La scelta russa e cinese è naturalmente dettata da valutazioni d’ordine geopolitico e militare: così l’Onu appoggia il piano della Lega Araba, incluse le dimissioni di al-Asad e probabili nuove sanzioni, mentre le proposte russe esposte dall’ambasciatore Vitalij Ciurkin vengono ignorate. Russia e Cina difendono con particolare convinzione il principio di sovranità; le visite dell’ex ambasciatore cinese in Siria, Li Huaqing, e del ministro degli Affari esteri russo e responsabile dei servizi segreti Lavrov, ne sono la prova: qualsiasi risoluzione che preveda un cambio al potere non potrà essere accettata.

La Siria ospita nel porto di Tartus l’unica base navale della Marina russa fuori dal territorio dell’ex Unione Sovietica, che è rifornita di armamenti russi (4): negli ultimi mesi sono giunte navi cariche di munizioni ed è stato firmato un contratto da 550 milioni di euro per 36 aerei militari YAK 130, velivoli ultraleggeri utilizzati per addestrare i piloti militari o per attacchi leggeri. Inoltre sono stati acquistati AK-47, RPG ed armi ad alta tecnologia, ossia missili antinave Yakhont, KH-31A e KH-31P. Questi missili, codice NATO SS-N-26 e OTAN AS-17 Krypton, sono sistemi balistici di alta tecnologia. Il Yakhont è un sistema ad alta tecnologia che viaggia a una velocità intorno ai 2000 Km/h a tratti variabili tra i 5 – 10 metri della superficie marina fino ad un altezza di alcune migliaia di metri, in grado di essere lanciato da un unità di superficie, aerei o batterie costiere ad alta mobilità, con una visibilità ai sistemi radar estremamente bassa e capace di raggiungere distanze come 120 kilometri e una velocità supersonica di 3 Mach, quasi tre volte la velocità del suono, procedente a filo della superficie marina e molto difficile da neutralizzare. I KH-31P, invece, nascono come missili antiradar costruiti per distruggere i radar Phased-Array del sistema Aegis della marina americana, cioè per la difesa contro i radar che guidano gli aerei, i velivoli o i missili.  Quindi, queste armi non sono solo capaci di difendere da attacchi esterni per mare, ma anche di contrattaccare, arrivando a obiettivi strategici lontani, contro paesi come la Turchia o Israele.

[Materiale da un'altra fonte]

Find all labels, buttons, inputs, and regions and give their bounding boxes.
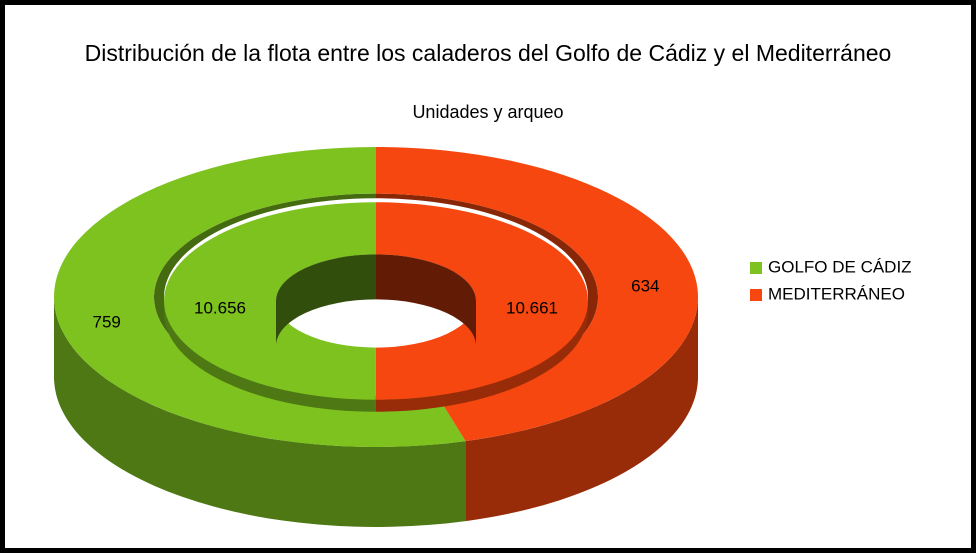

Nel frattempo s‘inizia a valutare anche l’ipotesi di un eventuale intervento militare in Siria per “porre fine alle violenze”. Ma sarebbe davvero la soluzione migliore? Che rischi comporterebbe questa scelta? Le conseguenze potrebbero avere un effetto devastante su tutta la regione vicino-orientale, causando reazioni a catena e destabilizzando tutta l’area, perché dal destino della Siria dipende l’intero equilibrio regionale.

Partendo dal quadro politico interno, oltre ai sostenitori del partito Baath, che ormai sono al potere da tre decenni, ed al fronte degli “Amici della Siria”, troviamo vari gruppi pronti a contribuire al “cambiamento” nel paese; i combattimenti non sarebbero quindi solo “tra alawiti e sunniti”.

La Siria, in questo contesto, dovrebbe affrontare anche chi, approfittando della situazione, creerebbe uno scenario di assoluta confusione come i gruppi terroristici “affiliati ad al-Qâ‘ida” (5), che dal vicino Iraq, secondo fonti dei servizi d’informazione siriani, hanno iniziato a combattere la loro presunta “guerra santa”, in realtà un’azione armata settaria.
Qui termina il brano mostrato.